Another shows uplifted hands with fingers extended in a traditional Greek gesture of insult known called "moutza" that is often seen during protests outside parliament in central Athens. The caption refers to "moutza-xedin," an approximation of "mujaheddin," or Muslim fighters engaged in what they believe to be a holy struggle.

"It's something that has pushed people to choose sides. We don't just observe right now. We're becoming more active," said cartoonist Spiros Derveniotis. He said he was laid off at the City Press newspaper for economic reasons this summer, but is counting on work in comics or foreign publications.

One of his images portrays what he calls the isolation of Greek leaders, showing a caricature of Prime Minister George Papandreou and government ministers, flanked by police, occupying a Parthenon-like structure as an angry mob pelts them with tomatoes and what appear to be gobs of yoghurt. Another cartoon displays a pair of hands shackled by two gold euro symbols, transformed into handcuffs.

The latter image describes "how we managed to make ourselves a golden cage. Being in the euro, and part of the European integration, was supposed to give us benefits," Derveniotis said. "Apart from that, it was also something that was taking, from a sovereign country, the tools to decide its path. Nowadays, it's becoming more and more apparent. Now it's official. We can't do anything on our own."

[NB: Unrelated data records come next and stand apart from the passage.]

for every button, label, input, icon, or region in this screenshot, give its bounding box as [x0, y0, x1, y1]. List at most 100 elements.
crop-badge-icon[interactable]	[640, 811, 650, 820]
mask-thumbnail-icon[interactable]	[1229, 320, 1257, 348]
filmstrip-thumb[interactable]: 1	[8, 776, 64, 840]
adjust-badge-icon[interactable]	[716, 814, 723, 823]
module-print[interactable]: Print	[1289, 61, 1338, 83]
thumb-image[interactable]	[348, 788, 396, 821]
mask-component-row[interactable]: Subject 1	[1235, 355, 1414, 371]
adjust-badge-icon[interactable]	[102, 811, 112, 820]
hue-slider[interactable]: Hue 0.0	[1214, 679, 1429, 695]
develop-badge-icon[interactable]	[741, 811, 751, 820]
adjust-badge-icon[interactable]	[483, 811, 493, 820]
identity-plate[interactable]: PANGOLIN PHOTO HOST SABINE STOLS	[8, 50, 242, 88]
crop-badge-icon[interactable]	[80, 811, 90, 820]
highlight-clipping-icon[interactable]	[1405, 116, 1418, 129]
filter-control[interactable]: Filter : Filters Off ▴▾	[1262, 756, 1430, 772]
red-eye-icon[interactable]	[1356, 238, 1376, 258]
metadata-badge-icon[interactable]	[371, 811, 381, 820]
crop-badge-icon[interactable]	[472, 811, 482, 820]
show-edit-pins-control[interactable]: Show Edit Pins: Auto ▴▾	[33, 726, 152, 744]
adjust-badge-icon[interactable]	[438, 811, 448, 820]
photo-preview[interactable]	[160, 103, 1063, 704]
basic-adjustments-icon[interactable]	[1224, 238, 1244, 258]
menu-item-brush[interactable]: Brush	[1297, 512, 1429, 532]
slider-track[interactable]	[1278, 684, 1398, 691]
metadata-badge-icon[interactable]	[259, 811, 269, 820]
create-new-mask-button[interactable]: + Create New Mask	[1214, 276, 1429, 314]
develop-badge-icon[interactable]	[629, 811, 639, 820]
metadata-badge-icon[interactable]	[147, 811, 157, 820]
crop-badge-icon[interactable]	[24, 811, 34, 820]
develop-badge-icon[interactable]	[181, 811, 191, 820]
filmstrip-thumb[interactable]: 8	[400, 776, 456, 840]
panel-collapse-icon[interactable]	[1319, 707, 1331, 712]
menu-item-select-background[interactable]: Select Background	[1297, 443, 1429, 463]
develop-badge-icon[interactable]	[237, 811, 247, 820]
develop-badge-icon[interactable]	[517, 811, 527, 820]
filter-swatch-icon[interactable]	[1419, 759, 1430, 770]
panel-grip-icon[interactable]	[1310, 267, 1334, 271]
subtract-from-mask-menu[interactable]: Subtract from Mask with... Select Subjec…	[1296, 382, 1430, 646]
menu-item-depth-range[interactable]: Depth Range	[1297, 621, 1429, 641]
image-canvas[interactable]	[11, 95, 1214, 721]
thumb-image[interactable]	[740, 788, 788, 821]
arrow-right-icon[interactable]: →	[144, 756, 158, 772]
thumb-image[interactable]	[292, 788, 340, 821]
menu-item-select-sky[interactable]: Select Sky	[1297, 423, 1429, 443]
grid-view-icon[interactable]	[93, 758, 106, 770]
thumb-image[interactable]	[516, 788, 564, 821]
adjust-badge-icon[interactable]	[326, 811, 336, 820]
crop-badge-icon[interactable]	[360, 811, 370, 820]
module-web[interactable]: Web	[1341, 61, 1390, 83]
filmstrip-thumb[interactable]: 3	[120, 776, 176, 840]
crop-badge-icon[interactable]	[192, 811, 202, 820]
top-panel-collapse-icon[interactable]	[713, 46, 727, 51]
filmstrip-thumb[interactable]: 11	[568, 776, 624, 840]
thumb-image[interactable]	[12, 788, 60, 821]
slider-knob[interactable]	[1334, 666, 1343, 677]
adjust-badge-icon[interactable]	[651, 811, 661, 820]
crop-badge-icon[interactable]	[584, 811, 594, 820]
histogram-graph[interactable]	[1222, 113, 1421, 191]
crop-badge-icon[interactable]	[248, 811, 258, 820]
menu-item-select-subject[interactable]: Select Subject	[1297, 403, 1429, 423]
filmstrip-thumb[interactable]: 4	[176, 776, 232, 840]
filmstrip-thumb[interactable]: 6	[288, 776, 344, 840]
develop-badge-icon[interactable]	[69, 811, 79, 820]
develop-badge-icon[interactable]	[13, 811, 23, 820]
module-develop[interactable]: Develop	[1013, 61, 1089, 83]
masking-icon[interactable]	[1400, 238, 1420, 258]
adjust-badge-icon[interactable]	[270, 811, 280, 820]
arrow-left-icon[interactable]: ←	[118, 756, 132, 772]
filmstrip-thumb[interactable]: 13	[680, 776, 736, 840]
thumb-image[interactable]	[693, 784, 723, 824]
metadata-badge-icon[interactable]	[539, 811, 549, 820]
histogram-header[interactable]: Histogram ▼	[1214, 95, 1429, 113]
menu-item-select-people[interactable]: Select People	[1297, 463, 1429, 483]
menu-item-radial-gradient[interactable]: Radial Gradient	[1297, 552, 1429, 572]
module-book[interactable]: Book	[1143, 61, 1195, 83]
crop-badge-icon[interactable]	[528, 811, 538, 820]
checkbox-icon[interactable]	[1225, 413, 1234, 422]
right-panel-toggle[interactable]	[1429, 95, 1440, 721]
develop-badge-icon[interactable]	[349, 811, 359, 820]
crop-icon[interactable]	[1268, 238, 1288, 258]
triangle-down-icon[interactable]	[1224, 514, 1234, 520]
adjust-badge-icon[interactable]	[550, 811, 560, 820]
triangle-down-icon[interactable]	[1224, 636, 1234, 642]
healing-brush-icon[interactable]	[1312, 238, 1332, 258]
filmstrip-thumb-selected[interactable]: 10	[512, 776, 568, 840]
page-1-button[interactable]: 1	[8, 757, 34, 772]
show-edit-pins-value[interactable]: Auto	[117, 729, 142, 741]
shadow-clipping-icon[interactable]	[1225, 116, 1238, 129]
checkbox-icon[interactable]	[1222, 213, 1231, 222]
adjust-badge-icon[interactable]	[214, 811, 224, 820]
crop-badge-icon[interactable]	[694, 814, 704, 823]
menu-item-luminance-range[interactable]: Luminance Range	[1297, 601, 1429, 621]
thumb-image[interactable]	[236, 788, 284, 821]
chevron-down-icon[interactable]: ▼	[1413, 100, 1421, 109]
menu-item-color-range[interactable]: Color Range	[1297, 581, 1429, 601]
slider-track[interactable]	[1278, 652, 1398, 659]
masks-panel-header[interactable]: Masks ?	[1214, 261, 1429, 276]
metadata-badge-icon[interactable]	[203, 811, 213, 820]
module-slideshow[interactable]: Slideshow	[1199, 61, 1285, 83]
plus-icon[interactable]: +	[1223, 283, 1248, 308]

He cited Charlie Chaplin roles like the gold prospector as an influence for Greek cartoonists, as well as the Marx Brothers; the revolutionary mood of France in 1968, where some Greek cartoonists studied; Greece's military rule from 1967 to 1974, when cartoonists only hinted at touchy topics to avoid censorship or arrest; and an angry, aggressive tone that seems, well, quite Greek.

One image making the rounds is a doctored photograph of Papandreou in a black turtleneck, hand raised to his chin in the iconic pose of the late tech visionary, Steve Jobs. The caption refers to the Greek prime minister's turbulent tenure: "No Jobs, 2009-2011."

Students at a Greek high school compiled a cartoon calendar that skewers Germany, which is pushing Greece for austerity measures in return for loans, by recalling the Nazi occupation of Greece in World War II. An image depicts a euro symbol instead of a swastika on the Nazi flag, and another shows a German officer denying a last cigarette to a condemned man because of the high tax on tobacco.

"It may be exaggerated or considered as offensive to the Germans, but this kind of humor is part of our everyday life," said Elina Makri, an online commentator. "That may explain why one of my law university professors in France once said to me, 'Every time I come to Greece and I watch the news on TV, I am not surprised why drama and comedy were born in Greece.'"

Michael Kountouris, an editorial cartoonist for 25 years who has won international awards, said he valued the example set by the early 20th century Soviet poet Vladimir Mayakovsky, who viewed art as a means to shape, rather than reflect, the world.

Kountouris prefers the power of image alone, letting the viewer, he said in an email, "find answers to questions that probably you haven't posed yet."

One drawing shows a forlorn man sitting on top of an ancient column submerged in water. Nearby, a polar bear floats on a small island of ice. In another picture, torch-bearing men in Ku Klux Klan-style hoods and robes stand at night around a flaming euro symbol, a stand-in for a burning cross.

"Until now, Greek cartoons had been dealing with the internal affairs of the country, matters that could even be unknown to the European reader. Lately, the subject we are working on has become of global concern," Kountouris wrote. "The crisis in Greece is turning into an institutional one, a political one, a lack of trust, of reliable information by the media, and last but not least, a lack of humanity."

Kountouris said he was dismissed from his job at the newspaper Eleftheros Typos this month. The newspaper declined to comment.